У меня был секретный «свод военных тайн»: о чем можно писать, а о чем под страхом смерти нельзя. Одна ошибка, один просчет – и НКВД, трибунал (стройка-то была сверхсекретная!). Тот «свод» я и маме ни разу не показал. А ошибку допустил лишь однажды…
К нам любили наезжать знаменитые мастера искусств: в виде гонорара им выдавали скромный, но все же продуктовый паек. Концерты начинались после полуночи (до того часа люди работали).
Помню, был объявлен концерт прославленного чтеца Всеволода Аксенова. К тому же красавца и мужа Елены Гоголевой.
Он должен был читать лирику русских классиков. Я несколько ночей до того не спал – и наслаждаться даже классиками не было сил. Поскольку ни в Аксенове, ни тем более в классиках сомнений у меня не было, я заранее написал, что «великие стихи вдохновили строителей на новые подвиги». Заверстал ту заметку в номер и отправился спать. Утром мне позвонил Голынский.
– Ну, как великие стихи вдохновили?
– Замечательно! – заверил я.
– Не могли они вдохновить. Потому что концерт не состоялся… Пути замело – и артист не приехал.
– Но это, по-моему… уж не такая большая ошибка, – промямлил я.

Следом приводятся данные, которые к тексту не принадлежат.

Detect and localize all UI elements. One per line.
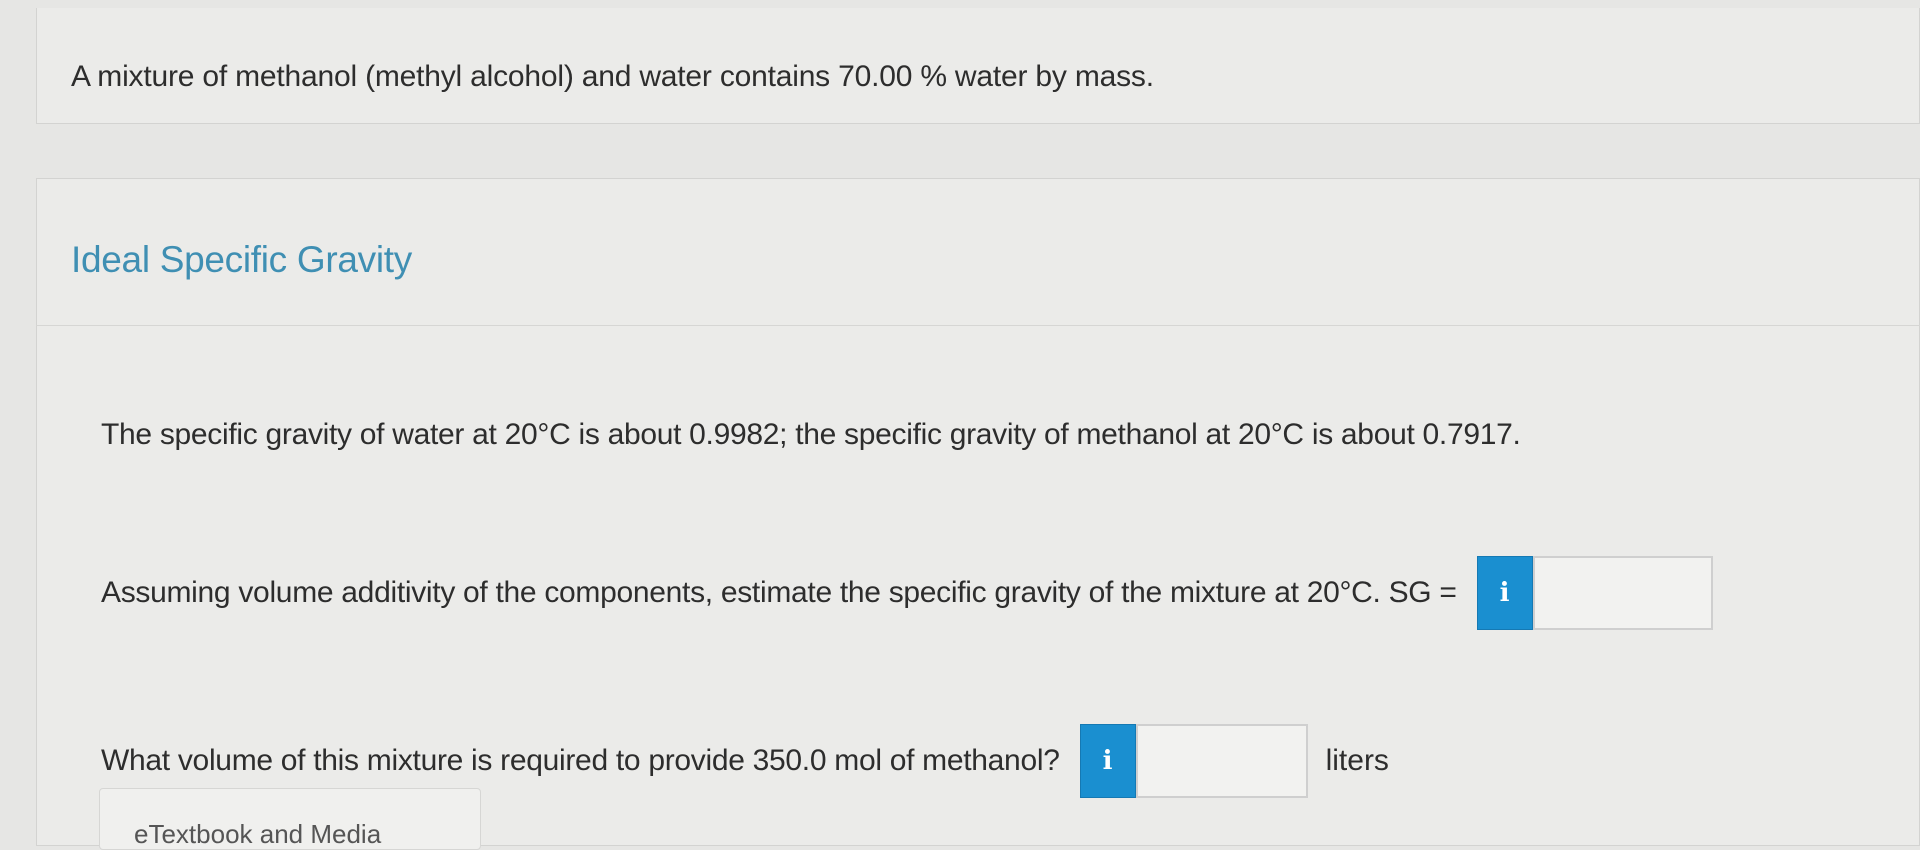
- section-title: Ideal Specific Gravity: [71, 239, 412, 280]
- question-2-row: What volume of this mixture is required …: [101, 724, 1389, 798]
- info-icon[interactable]: i: [1079, 724, 1136, 798]
- question-1-row: Assuming volume additivity of the compon…: [101, 556, 1713, 630]
- question-2-text: What volume of this mixture is required …: [101, 744, 1060, 777]
- answer-1-group: i: [1476, 556, 1713, 630]
- question-body-panel: The specific gravity of water at 20°C is…: [36, 326, 1920, 850]
- info-icon[interactable]: i: [1476, 556, 1533, 630]
- info-icon-glyph: i: [1102, 746, 1113, 776]
- volume-answer-input[interactable]: [1135, 724, 1308, 798]
- etextbook-media-link[interactable]: eTextbook and Media: [99, 788, 481, 850]
- problem-intro-panel: A mixture of methanol (methyl alcohol) a…: [36, 8, 1920, 124]
- section-header-panel: Ideal Specific Gravity: [36, 178, 1920, 326]
- info-icon-glyph: i: [1499, 578, 1510, 608]
- problem-statement: A mixture of methanol (methyl alcohol) a…: [71, 60, 1154, 93]
- etextbook-label: eTextbook and Media: [134, 819, 382, 849]
- sg-answer-input[interactable]: [1532, 556, 1713, 630]
- answer-2-group: i: [1079, 724, 1308, 798]
- given-data-text: The specific gravity of water at 20°C is…: [101, 418, 1521, 451]
- volume-unit-label: liters: [1325, 744, 1389, 777]
- question-1-text: Assuming volume additivity of the compon…: [101, 576, 1457, 609]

– Запомни, – чересчур внятно произнес он, – маленькая ложка дегтя и большая ложка одинаково отравляют бочку меда. Из-за этого «небольшого» вранья не поверят и во все значительное, о чем написано в номере: в страдания, в подвиги. Договоримся: это – первая ошибка, но и последняя!
– Я обещаю.
Больше ошибок не было. Маме я о той истории не рассказал.
Я видел: матери, которые подчас сутками вкалывали в цехах, где, по медицинским законам мирного времени, можно было находиться не более четырех или пяти часов, отдавали детям все, что полагалось «за вредность производства». И дети выпивали молоко, съедали хлеб, намазанный слоем масла, который был не толще папиросной бумаги и сквозь который просвечивали хлебные поры, кидали в стакан последний кусок сахара… Сейчас я думаю, что мы порой чересчур уж бездумно принимаем жертвы матерей своих. Принимая их, мы обязаны всякий раз задать себе вопрос: «Не отдает ли нам мать последнее? Не отдает ли то, без чего не может выжить на земле человек?»
Жертвенность материнского чувства естественна, но естественной обязана быть и наша готовность противостоять благородной «неразумности» материнских щедрот.
«В муках мы мать вспоминаем», – писал Н. А. Некрасов. И за спасением от детских недугов тоже обращаемся к ней. «Ничего страшного: я с тобой. Все пройдет…» – шепчет мама. И болезнь отступает, потому что рядом Она. «Ах, если б навеки так было!»
Возвращаясь из типографии, я нередко и с ужасом – привыкнуть к этому было нельзя! – натыкался на бугорки, припорошенные снегом. То были люди, навсегда сшибленные с ног дистрофией, болезнями, нечеловеческой усталостью. Я думал:
«Если б здесь у людей этих были матери… Они, мамы, что-нибудь бы придумали, изобрели. Они бы уберегли детей своих, они бы не допустили…»
17 июня 1953 года маму сразил «бронебойный» инфаркт. Ей было всего сорок девять… Неотложка отказалась отправить ее в больницу:
– Бесполезно… Разве не видите? Ногти синеют. Она отходит.
Тогда я позвонил Борису Евгеньевичу Вотчалу, который считался в то время лучшим терапевтом не только страны, но и мира (о том свидетельствовал международный диплом). Он не отказался и сразу приехал: выяснилось, что внуки его любили мои книги того времени, которые сам я сейчас ничуть не ценю.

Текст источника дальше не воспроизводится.